There's no need to park on a yellow curb now; the parents who clogged the area around the high school earlier, waiting to pick up their kids, have all departed. The buses are gone, too. Hodges, Holly, and Jerome are in a Mercedes sedan that once belonged to Holly's cousin Olivia.
It was used as a murder weapon at City Center, but none of them is thinking about that now. They have other things in mind, chiefly Thomas Saubers's son.
"The kid may be in trouble, but you have to admit he's a quick thinker," Jerome says. After ten minutes parked down the street from City Drug, he went inside and ascertained that the boy he was tasked to follow had departed. "A pro couldn't have done much better."
"True," Hodges says. The boy has turned into a challenge, certainly more of a challenge than the airplane-stealing Mr. Madden. Hodges hasn't questioned the pharmacist himself and doesn't need to. Pete's been getting prescriptions filled there for years, he knows the pharmacist and the pharmacist knows him. The kid made up some bullshit story, the pharmacist let him use the back door, and pop goes the weasel. They never covered Frederick Street, because there seemed to be no need.
"Now what?" Jerome asks.
"I think we should go over to the Saubers house. We had a slim chance of keeping his parents out of this, per Tina's request, but I think that just went by the boards."
"They must already have some idea it was him," Jerome says. "I mean, they're his folks."
Hodges thinks of saying There are none so blind as those who will not see, and shrugs instead.

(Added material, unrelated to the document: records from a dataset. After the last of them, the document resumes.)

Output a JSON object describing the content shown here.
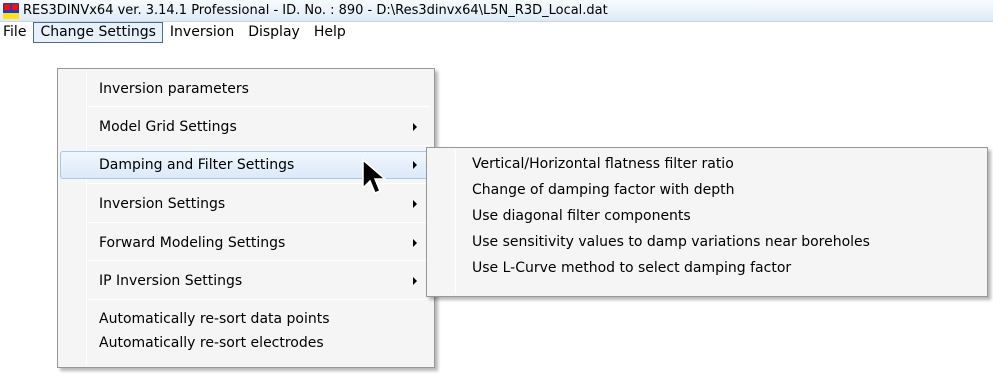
{
  "window": {
    "title": "RES3DINVx64 ver. 3.14.1 Professional - ID. No. : 890  - D:\\Res3dinvx64\\L5N_R3D_Local.dat"
  },
  "menubar": {
    "items": [
      {
        "label": "File"
      },
      {
        "label": "Change Settings"
      },
      {
        "label": "Inversion"
      },
      {
        "label": "Display"
      },
      {
        "label": "Help"
      }
    ]
  },
  "change_settings_menu": {
    "items": [
      {
        "label": "Inversion parameters",
        "has_submenu": false
      },
      {
        "label": "Model Grid Settings",
        "has_submenu": true
      },
      {
        "label": "Damping and Filter Settings",
        "has_submenu": true,
        "highlighted": true
      },
      {
        "label": "Inversion Settings",
        "has_submenu": true
      },
      {
        "label": "Forward Modeling Settings",
        "has_submenu": true
      },
      {
        "label": "IP Inversion Settings",
        "has_submenu": true
      },
      {
        "label": "Automatically re-sort data points",
        "has_submenu": false
      },
      {
        "label": "Automatically re-sort electrodes",
        "has_submenu": false
      }
    ]
  },
  "damping_submenu": {
    "items": [
      {
        "label": "Vertical/Horizontal flatness filter ratio"
      },
      {
        "label": "Change of damping factor with depth"
      },
      {
        "label": "Use diagonal filter components"
      },
      {
        "label": "Use sensitivity values to damp variations near boreholes"
      },
      {
        "label": "Use L-Curve method to select damping factor"
      }
    ]
  },
  "colors": {
    "title_bar": "#dfeaf6",
    "menu_background": "#f5f5f5",
    "highlight_border": "#a8c8ec",
    "highlight_fill": "#dbe9f9"
  }
}
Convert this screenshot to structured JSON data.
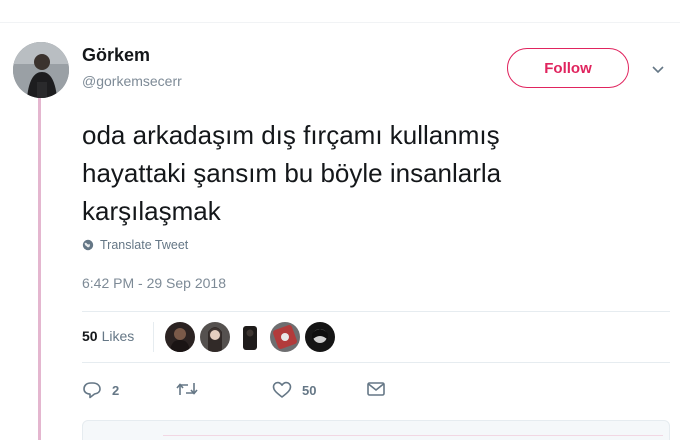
{
  "user": {
    "display_name": "Görkem",
    "handle": "@gorkemsecerr",
    "avatar_icon": "profile-photo"
  },
  "follow_button": {
    "label": "Follow"
  },
  "menu": {
    "icon": "chevron-down-icon"
  },
  "tweet": {
    "text": "oda arkadaşım dış fırçamı kullanmış\nhayattaki şansım bu böyle insanlarla\nkarşılaşmak",
    "translate_label": "Translate Tweet",
    "timestamp": "6:42 PM - 29 Sep 2018"
  },
  "stats": {
    "likes_count": "50",
    "likes_label": "Likes",
    "liker_avatar_count": 5
  },
  "actions": {
    "reply_count": "2",
    "retweet_count": "",
    "like_count": "50",
    "message_count": ""
  },
  "colors": {
    "accent": "#e0245e",
    "thread_line": "#e4b6cf",
    "muted_text": "#657786",
    "primary_text": "#14171a"
  }
}
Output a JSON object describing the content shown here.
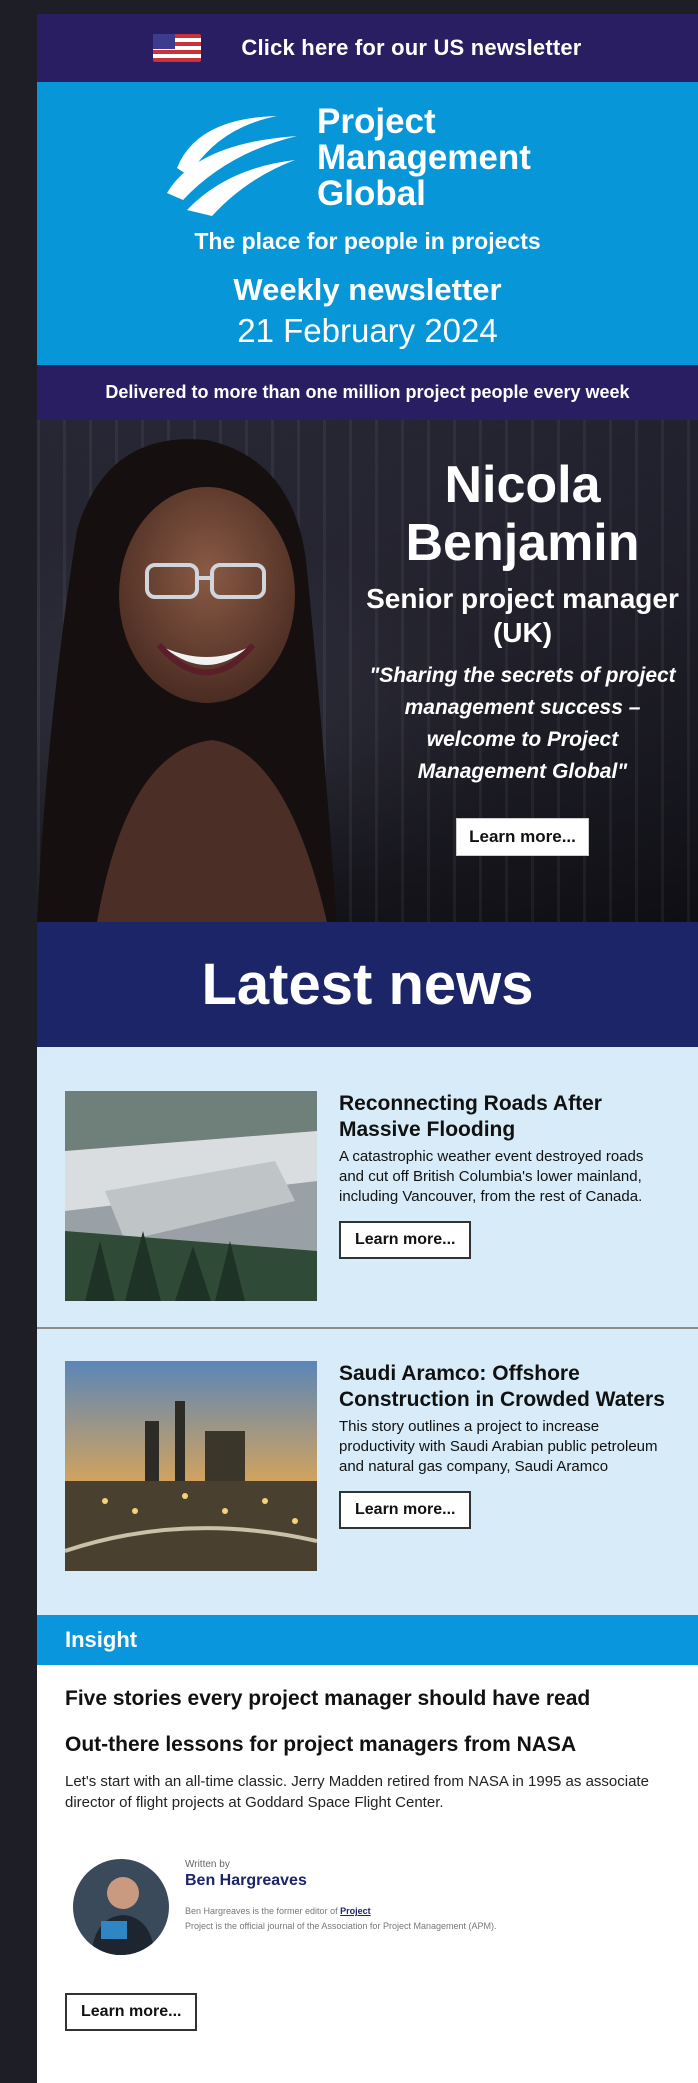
{
  "us_bar": {
    "link_text": "Click here for our US newsletter"
  },
  "masthead": {
    "logo_lines": [
      "Project",
      "Management",
      "Global"
    ],
    "tagline": "The place for people in projects",
    "newsletter_label": "Weekly newsletter",
    "date": "21 February 2024"
  },
  "delivered": {
    "prefix": "Delivered to more than",
    "emphasis": "one million",
    "suffix": "project people every week"
  },
  "hero": {
    "name_line1": "Nicola",
    "name_line2": "Benjamin",
    "role": "Senior project manager (UK)",
    "quote": "\"Sharing the secrets of project management success – welcome to Project Management Global\"",
    "button": "Learn more..."
  },
  "latest": {
    "heading": "Latest news"
  },
  "stories": [
    {
      "title": "Reconnecting Roads After Massive Flooding",
      "desc": "A catastrophic weather event destroyed roads and cut off British Columbia's lower mainland, including Vancouver, from the rest of Canada.",
      "button": "Learn more..."
    },
    {
      "title": "Saudi Aramco: Offshore Construction in Crowded Waters",
      "desc": "This story outlines a project to increase productivity with Saudi Arabian public petroleum and natural gas company, Saudi Aramco",
      "button": "Learn more..."
    }
  ],
  "insight": {
    "bar_label": "Insight",
    "headline1": "Five stories every project manager should have read",
    "headline2": "Out-there lessons for project managers from NASA",
    "text": "Let's start with an all-time classic. Jerry Madden retired from NASA in 1995 as associate director of flight projects at Goddard Space Flight Center.",
    "written_by": "Written by",
    "author_name": "Ben Hargreaves",
    "bio_line1_prefix": "Ben Hargreaves is the former editor of",
    "bio_line1_link": "Project",
    "bio_line2": "Project is the official journal of the Association for Project Management (APM).",
    "button": "Learn more..."
  },
  "colors": {
    "navy": "#2a1e63",
    "brand_blue": "#0796d8",
    "latest_navy": "#1b2568",
    "news_bg": "#d7ebf8"
  }
}
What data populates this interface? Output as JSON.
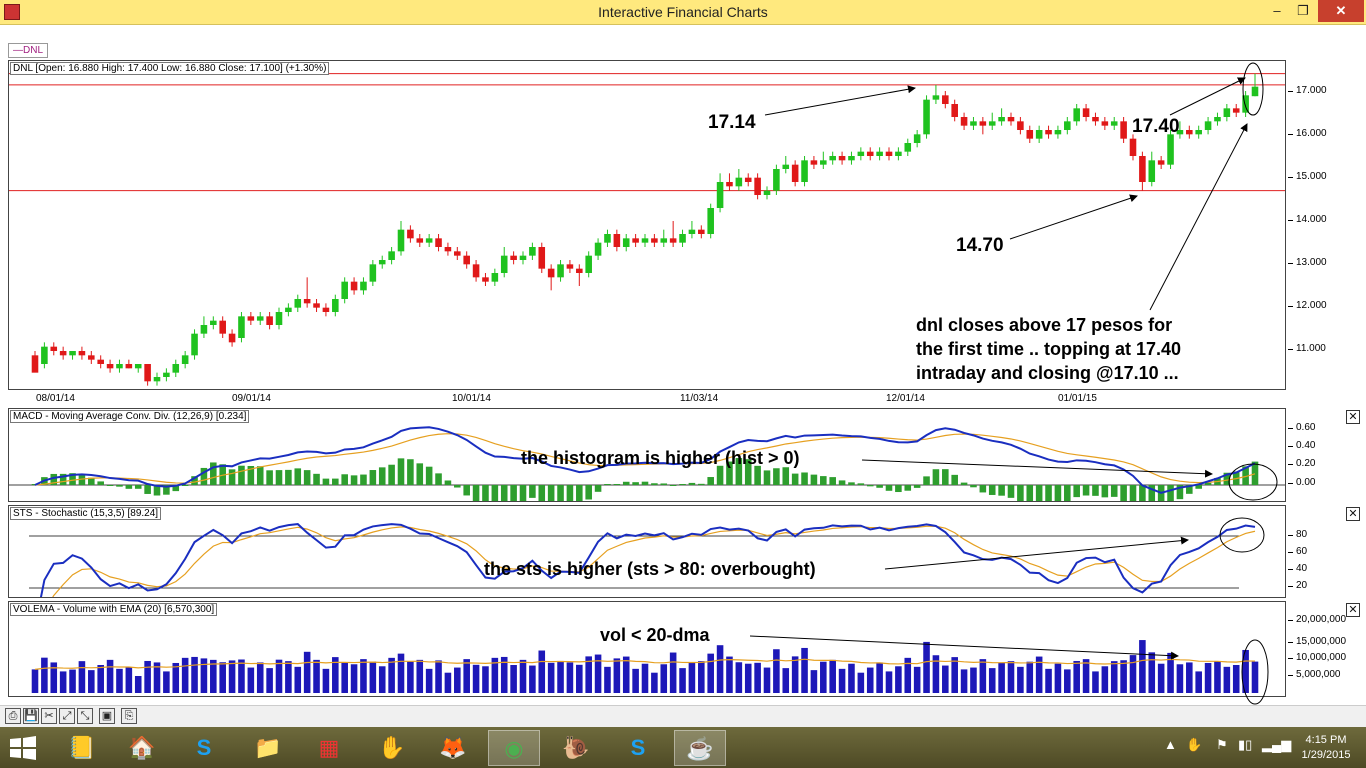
{
  "window": {
    "title": "Interactive Financial Charts",
    "min_label": "–",
    "max_label": "❐",
    "close_label": "✕"
  },
  "legend_chip": "—DNL",
  "price_panel": {
    "label": "DNL [Open: 16.880  High: 17.400  Low: 16.880  Close: 17.100] (+1.30%)",
    "axis": [
      "17.000",
      "16.000",
      "15.000",
      "14.000",
      "13.000",
      "12.000",
      "11.000"
    ],
    "dates": [
      "08/01/14",
      "09/01/14",
      "10/01/14",
      "11/03/14",
      "12/01/14",
      "01/01/15"
    ],
    "annotations": {
      "a1714": "17.14",
      "a1740": "17.40",
      "a1470": "14.70",
      "note1": "dnl closes above 17 pesos for",
      "note2": "the first time .. topping at 17.40",
      "note3": "intraday and closing @17.10 ..."
    }
  },
  "macd_panel": {
    "label": "MACD - Moving Average Conv. Div. (12,26,9) [0.234]",
    "axis": [
      "0.60",
      "0.40",
      "0.20",
      "0.00"
    ],
    "annotation": "the histogram is higher (hist > 0)"
  },
  "sts_panel": {
    "label": "STS - Stochastic (15,3,5) [89.24]",
    "axis": [
      "80",
      "60",
      "40",
      "20"
    ],
    "annotation": "the sts is higher (sts > 80: overbought)"
  },
  "vol_panel": {
    "label": "VOLEMA - Volume with EMA (20) [6,570,300]",
    "axis": [
      "20,000,000",
      "15,000,000",
      "10,000,000",
      "5,000,000"
    ],
    "annotation": "vol < 20-dma"
  },
  "close_box": "✕",
  "toolbar": [
    "⎙",
    "💾",
    "✂",
    "⤢",
    "⤡",
    "▣",
    "⎘"
  ],
  "taskbar": {
    "start_icon": "windows-start-icon",
    "apps": [
      "📒",
      "🏠",
      "S",
      "📁",
      "▦",
      "✋",
      "🦊",
      "◉",
      "🐌",
      "S",
      "☕"
    ],
    "time": "4:15 PM",
    "date": "1/29/2015",
    "tray": [
      "▲",
      "✋",
      "⚑",
      "▮▯",
      "▂▄▆"
    ]
  },
  "chart_data": {
    "type": "candlestick",
    "title": "",
    "xlabel": "",
    "ylabel": "",
    "ylim": [
      10.1,
      17.4
    ],
    "candles": [
      [
        10.9,
        10.5,
        11.0,
        10.6
      ],
      [
        10.7,
        11.1,
        11.2,
        10.6
      ],
      [
        11.1,
        11.0,
        11.2,
        10.9
      ],
      [
        11.0,
        10.9,
        11.1,
        10.8
      ],
      [
        10.9,
        11.0,
        11.0,
        10.8
      ],
      [
        11.0,
        10.9,
        11.1,
        10.8
      ],
      [
        10.9,
        10.8,
        11.0,
        10.7
      ],
      [
        10.8,
        10.7,
        10.9,
        10.6
      ],
      [
        10.7,
        10.6,
        10.8,
        10.5
      ],
      [
        10.6,
        10.7,
        10.8,
        10.5
      ],
      [
        10.7,
        10.6,
        10.8,
        10.6
      ],
      [
        10.6,
        10.7,
        10.7,
        10.5
      ],
      [
        10.7,
        10.3,
        10.7,
        10.2
      ],
      [
        10.3,
        10.4,
        10.5,
        10.2
      ],
      [
        10.4,
        10.5,
        10.6,
        10.3
      ],
      [
        10.5,
        10.7,
        10.8,
        10.4
      ],
      [
        10.7,
        10.9,
        11.0,
        10.6
      ],
      [
        10.9,
        11.4,
        11.5,
        10.8
      ],
      [
        11.4,
        11.6,
        11.8,
        11.3
      ],
      [
        11.6,
        11.7,
        11.8,
        11.5
      ],
      [
        11.7,
        11.4,
        11.8,
        11.3
      ],
      [
        11.4,
        11.2,
        11.5,
        11.1
      ],
      [
        11.3,
        11.8,
        11.9,
        11.2
      ],
      [
        11.8,
        11.7,
        11.9,
        11.6
      ],
      [
        11.7,
        11.8,
        11.9,
        11.6
      ],
      [
        11.8,
        11.6,
        11.9,
        11.5
      ],
      [
        11.6,
        11.9,
        12.0,
        11.5
      ],
      [
        11.9,
        12.0,
        12.1,
        11.8
      ],
      [
        12.0,
        12.2,
        12.3,
        11.9
      ],
      [
        12.2,
        12.1,
        12.7,
        12.0
      ],
      [
        12.1,
        12.0,
        12.2,
        11.9
      ],
      [
        12.0,
        11.9,
        12.1,
        11.8
      ],
      [
        11.9,
        12.2,
        12.3,
        11.8
      ],
      [
        12.2,
        12.6,
        12.7,
        12.1
      ],
      [
        12.6,
        12.4,
        12.7,
        12.3
      ],
      [
        12.4,
        12.6,
        12.7,
        12.3
      ],
      [
        12.6,
        13.0,
        13.1,
        12.5
      ],
      [
        13.0,
        13.1,
        13.2,
        12.9
      ],
      [
        13.1,
        13.3,
        13.4,
        13.0
      ],
      [
        13.3,
        13.8,
        14.0,
        13.2
      ],
      [
        13.8,
        13.6,
        13.9,
        13.5
      ],
      [
        13.6,
        13.5,
        13.7,
        13.4
      ],
      [
        13.5,
        13.6,
        13.7,
        13.4
      ],
      [
        13.6,
        13.4,
        13.7,
        13.3
      ],
      [
        13.4,
        13.3,
        13.5,
        13.2
      ],
      [
        13.3,
        13.2,
        13.4,
        13.1
      ],
      [
        13.2,
        13.0,
        13.3,
        12.9
      ],
      [
        13.0,
        12.7,
        13.1,
        12.6
      ],
      [
        12.7,
        12.6,
        12.8,
        12.5
      ],
      [
        12.6,
        12.8,
        12.9,
        12.5
      ],
      [
        12.8,
        13.2,
        13.4,
        12.7
      ],
      [
        13.2,
        13.1,
        13.3,
        13.0
      ],
      [
        13.1,
        13.2,
        13.3,
        13.0
      ],
      [
        13.2,
        13.4,
        13.5,
        13.1
      ],
      [
        13.4,
        12.9,
        13.5,
        12.8
      ],
      [
        12.9,
        12.7,
        13.0,
        12.4
      ],
      [
        12.7,
        13.0,
        13.1,
        12.6
      ],
      [
        13.0,
        12.9,
        13.1,
        12.8
      ],
      [
        12.9,
        12.8,
        13.0,
        12.5
      ],
      [
        12.8,
        13.2,
        13.3,
        12.7
      ],
      [
        13.2,
        13.5,
        13.6,
        13.1
      ],
      [
        13.5,
        13.7,
        13.8,
        13.4
      ],
      [
        13.7,
        13.4,
        13.8,
        13.3
      ],
      [
        13.4,
        13.6,
        13.7,
        13.3
      ],
      [
        13.6,
        13.5,
        13.7,
        13.4
      ],
      [
        13.5,
        13.6,
        13.7,
        13.4
      ],
      [
        13.6,
        13.5,
        13.7,
        13.4
      ],
      [
        13.5,
        13.6,
        13.8,
        13.4
      ],
      [
        13.6,
        13.5,
        14.0,
        13.4
      ],
      [
        13.5,
        13.7,
        13.8,
        13.4
      ],
      [
        13.7,
        13.8,
        14.0,
        13.6
      ],
      [
        13.8,
        13.7,
        13.9,
        13.6
      ],
      [
        13.7,
        14.3,
        14.4,
        13.6
      ],
      [
        14.3,
        14.9,
        15.1,
        14.2
      ],
      [
        14.9,
        14.8,
        15.1,
        14.7
      ],
      [
        14.8,
        15.0,
        15.2,
        14.7
      ],
      [
        15.0,
        14.9,
        15.1,
        14.8
      ],
      [
        15.0,
        14.6,
        15.1,
        14.5
      ],
      [
        14.6,
        14.7,
        14.8,
        14.5
      ],
      [
        14.7,
        15.2,
        15.3,
        14.6
      ],
      [
        15.2,
        15.3,
        15.5,
        15.1
      ],
      [
        15.3,
        14.9,
        15.4,
        14.8
      ],
      [
        14.9,
        15.4,
        15.5,
        14.8
      ],
      [
        15.4,
        15.3,
        15.5,
        15.2
      ],
      [
        15.3,
        15.4,
        15.6,
        15.2
      ],
      [
        15.4,
        15.5,
        15.6,
        15.3
      ],
      [
        15.5,
        15.4,
        15.6,
        15.3
      ],
      [
        15.4,
        15.5,
        15.6,
        15.3
      ],
      [
        15.5,
        15.6,
        15.7,
        15.4
      ],
      [
        15.6,
        15.5,
        15.7,
        15.4
      ],
      [
        15.5,
        15.6,
        15.7,
        15.4
      ],
      [
        15.6,
        15.5,
        15.7,
        15.4
      ],
      [
        15.5,
        15.6,
        15.7,
        15.4
      ],
      [
        15.6,
        15.8,
        15.9,
        15.5
      ],
      [
        15.8,
        16.0,
        16.1,
        15.7
      ],
      [
        16.0,
        16.8,
        16.9,
        15.9
      ],
      [
        16.8,
        16.9,
        17.14,
        16.7
      ],
      [
        16.9,
        16.7,
        17.0,
        16.6
      ],
      [
        16.7,
        16.4,
        16.8,
        16.3
      ],
      [
        16.4,
        16.2,
        16.5,
        16.1
      ],
      [
        16.2,
        16.3,
        16.4,
        16.1
      ],
      [
        16.3,
        16.2,
        16.4,
        16.0
      ],
      [
        16.2,
        16.3,
        16.5,
        16.1
      ],
      [
        16.3,
        16.4,
        16.6,
        16.2
      ],
      [
        16.4,
        16.3,
        16.5,
        16.2
      ],
      [
        16.3,
        16.1,
        16.4,
        16.0
      ],
      [
        16.1,
        15.9,
        16.2,
        15.8
      ],
      [
        15.9,
        16.1,
        16.2,
        15.8
      ],
      [
        16.1,
        16.0,
        16.2,
        15.9
      ],
      [
        16.0,
        16.1,
        16.2,
        15.9
      ],
      [
        16.1,
        16.3,
        16.4,
        16.0
      ],
      [
        16.3,
        16.6,
        16.7,
        16.2
      ],
      [
        16.6,
        16.4,
        16.7,
        16.3
      ],
      [
        16.4,
        16.3,
        16.5,
        16.2
      ],
      [
        16.3,
        16.2,
        16.4,
        16.1
      ],
      [
        16.2,
        16.3,
        16.4,
        16.1
      ],
      [
        16.3,
        15.9,
        16.4,
        15.8
      ],
      [
        15.9,
        15.5,
        16.0,
        15.4
      ],
      [
        15.5,
        14.9,
        15.6,
        14.7
      ],
      [
        14.9,
        15.4,
        15.6,
        14.8
      ],
      [
        15.4,
        15.3,
        15.5,
        15.2
      ],
      [
        15.3,
        16.0,
        16.1,
        15.2
      ],
      [
        16.0,
        16.1,
        16.3,
        15.9
      ],
      [
        16.1,
        16.0,
        16.2,
        15.9
      ],
      [
        16.0,
        16.1,
        16.2,
        15.9
      ],
      [
        16.1,
        16.3,
        16.4,
        16.0
      ],
      [
        16.3,
        16.4,
        16.5,
        16.2
      ],
      [
        16.4,
        16.6,
        16.7,
        16.3
      ],
      [
        16.6,
        16.5,
        16.7,
        16.4
      ],
      [
        16.5,
        16.9,
        17.0,
        16.4
      ],
      [
        16.88,
        17.1,
        17.4,
        16.88
      ]
    ],
    "reference_lines": [
      17.4,
      17.14,
      14.7
    ],
    "macd": {
      "line_end": 0.234
    },
    "stochastic": {
      "k_end": 89.24
    },
    "volume": {
      "ema_end": 6570300
    }
  }
}
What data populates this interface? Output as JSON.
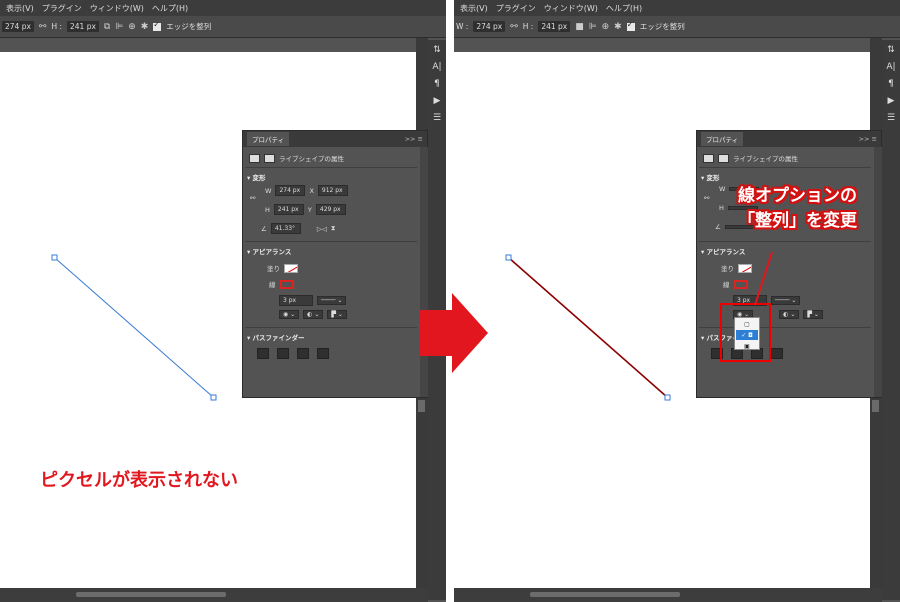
{
  "menu": {
    "left": [
      "表示(V)",
      "プラグイン",
      "ウィンドウ(W)",
      "ヘルプ(H)"
    ],
    "right": [
      "表示(V)",
      "プラグイン",
      "ウィンドウ(W)",
      "ヘルプ(H)"
    ]
  },
  "options": {
    "w_value_left": "274 px",
    "h_label": "H :",
    "h_value": "241 px",
    "w_label_right": "W :",
    "w_value_right": "274 px",
    "align_edges": "エッジを整列"
  },
  "panel": {
    "tab": "プロパティ",
    "collapse": ">>",
    "menu": "≡",
    "subtitle": "ライブシェイプの属性",
    "transform_title": "変形",
    "w_label": "W",
    "w_value": "274 px",
    "x_label": "X",
    "x_value": "912 px",
    "h_label": "H",
    "h_value": "241 px",
    "y_label": "Y",
    "y_value": "429 px",
    "angle_value": "41.33°",
    "appearance_title": "アピアランス",
    "fill_label": "塗り",
    "stroke_label": "線",
    "stroke_width": "3 px",
    "pathfinder_title": "パスファインダー"
  },
  "annotations": {
    "left_note": "ピクセルが表示されない",
    "right_note_line1": "線オプションの",
    "right_note_line2": "「整列」を変更"
  },
  "colors": {
    "annotation_red": "#e2161e",
    "selected_line": "#3a7bd5",
    "stroke_line": "#8b0000"
  }
}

Holly has contributed nothing to the discussion so far, has just sat behind the wheel of her big boat of a car, arms crossed over her bosom, fingers tapping lightly at her shoulders. Now she turns to Hodges, who is sprawled in the backseat. "Did you ask Peter about the notebook?"
"I never got a chance," Hodges says. Holly's got a bee in her hat about that notebook, and he should have asked, just to satisfy her, but the truth is, it never even crossed his mind. "He decided to go, and boogied. Wouldn't even take my card."
Holly points to the school. "I think we should talk to Ricky the Hippie before we leave." And when neither of them replies: "Peter's house will still be there, you know. It's not going to fly away, or anything."
"Guess it wouldn't hurt," Jerome says.
Hodges sighs. "And tell him what, exactly? That one of his students found or stole a stack of money and doled it out to his parents like a monthly allowance? The parents should find that out before some teacher who probably doesn't know jack-shit about anything. And Pete should be the one to tell them. It'll let his sister off the hook, for one thing."